Achieving complete or partial remission of proteinuria is associated with better long-term outcomes in patients with focal segmental glomerulosclerosis (FSGS), according to a study published in the Clinical Journal of the American Society of Nephrology.
Data on 466 patients with primary FSGS with proteinuria were analyzed from five independent cohorts. The researchers categorized Proteinuria by months 1, 4, and 8 after study baseline using conventional definitions of complete (< 0.3 g/g), and partial remission (< 3.5 g/g and 50% reduction in proteinuria). They used receiver operating curves to assess novel remission definitions, and Kaplan–Meier methods were used to estimate the associations of proteinuria with progression to ESRD or a reduction in kidney function.

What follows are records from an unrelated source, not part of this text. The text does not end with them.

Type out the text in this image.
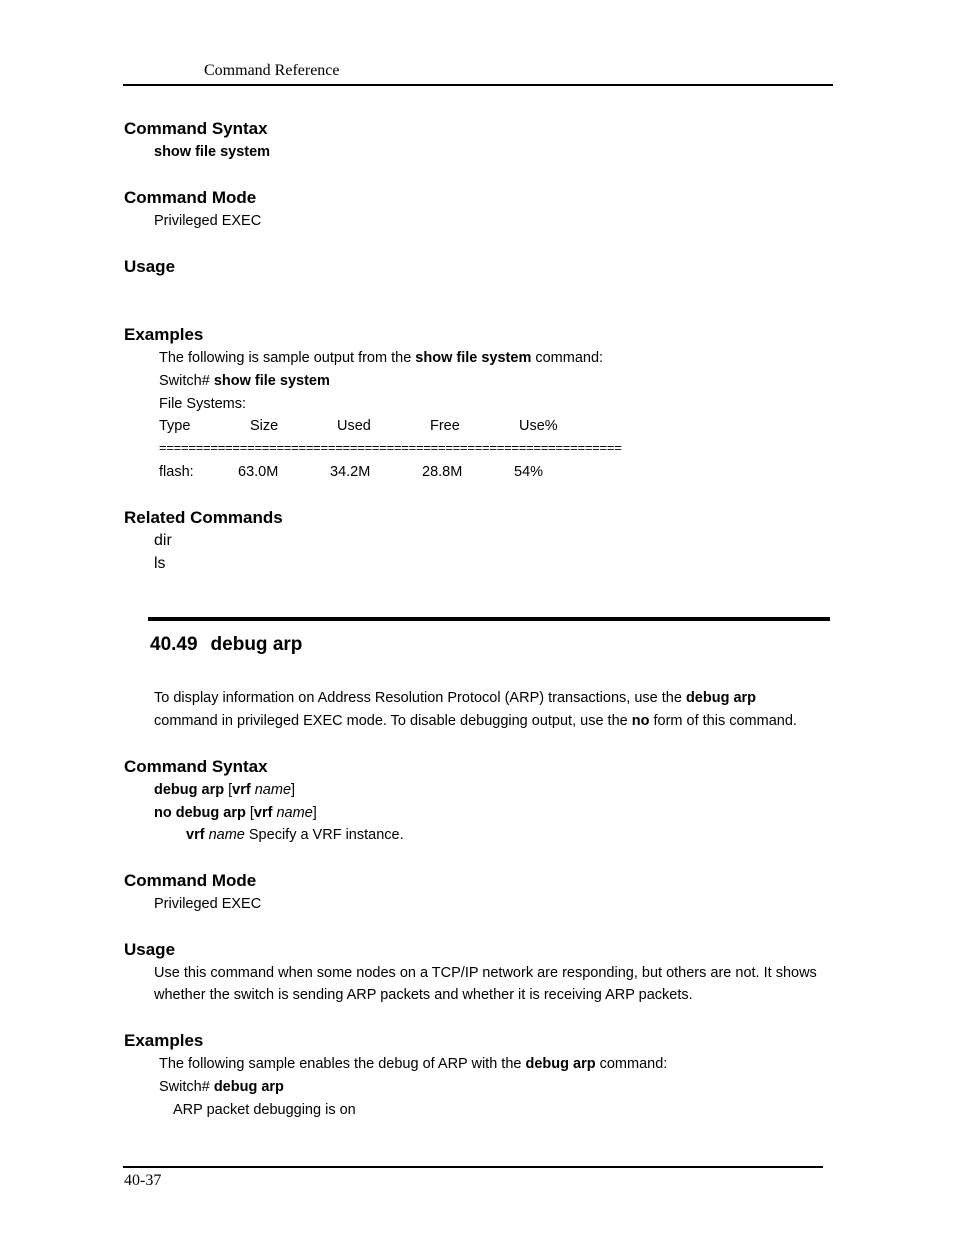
Command Reference
Command Syntax
show file system
Command Mode
Privileged EXEC
Usage
Examples
The following is sample output from the show file system command:
Switch# show file system
File Systems:
Type	Size	Used	Free	Use%
===============================================================
flash:	63.0M	34.2M	28.8M	54%
Related Commands
dir
ls
40.49 debug arp
To display information on Address Resolution Protocol (ARP) transactions, use the debug arp
command in privileged EXEC mode. To disable debugging output, use the no form of this command.
Command Syntax
debug arp [vrf name]
no debug arp [vrf name]
vrf name Specify a VRF instance.
Command Mode
Privileged EXEC
Usage
Use this command when some nodes on a TCP/IP network are responding, but others are not. It shows
whether the switch is sending ARP packets and whether it is receiving ARP packets.
Examples
The following sample enables the debug of ARP with the debug arp command:
Switch# debug arp
ARP packet debugging is on
40-37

The findings showed that conventional partial remission was not associated with kidney survival. However, a novel definition of partial remission (40% proteinuria reduction and proteinuria < 1.5 g/g) on the basis of receiver operating curve analyses of 89 patients was identified (Sensitivity = 0.70; Specificity = 0.77), was associated with better prognosis (13 out of 71 progressed; 8.5 per 100 patient-years). Also, complete remission was correlated with better prognosis (6 out of 41 patients progressed to kidney failure; 6.6 per 100 patient-years), compared with those with no response (51 out of 116 progressed; 20.1 per 100 patient-years). Conventional partial remission at month 8, but not month 4, was also associated with better response (19 out of 85 patients progressed; risk = 10.4 per 100 patient-years), the researchers noted.
“We describe the development of a novel FSGS proteinuria reduction metric derived from a large, clinically representative, pooled cohort of patients with primary FSGS that correlated with kidney survival,” the researchers wrote. “Adoption of this metric for use in clinical practice may enable nephrologists to assess the response to treatment and prognosis of individual patients more accurately.”
They added that, “If approved by regulatory agencies upon further validation, then incorporation of the end point into the study design and statistical plan may enable more efficient completion of randomized clinical trials designed to test novel therapies for patients with FSGS.”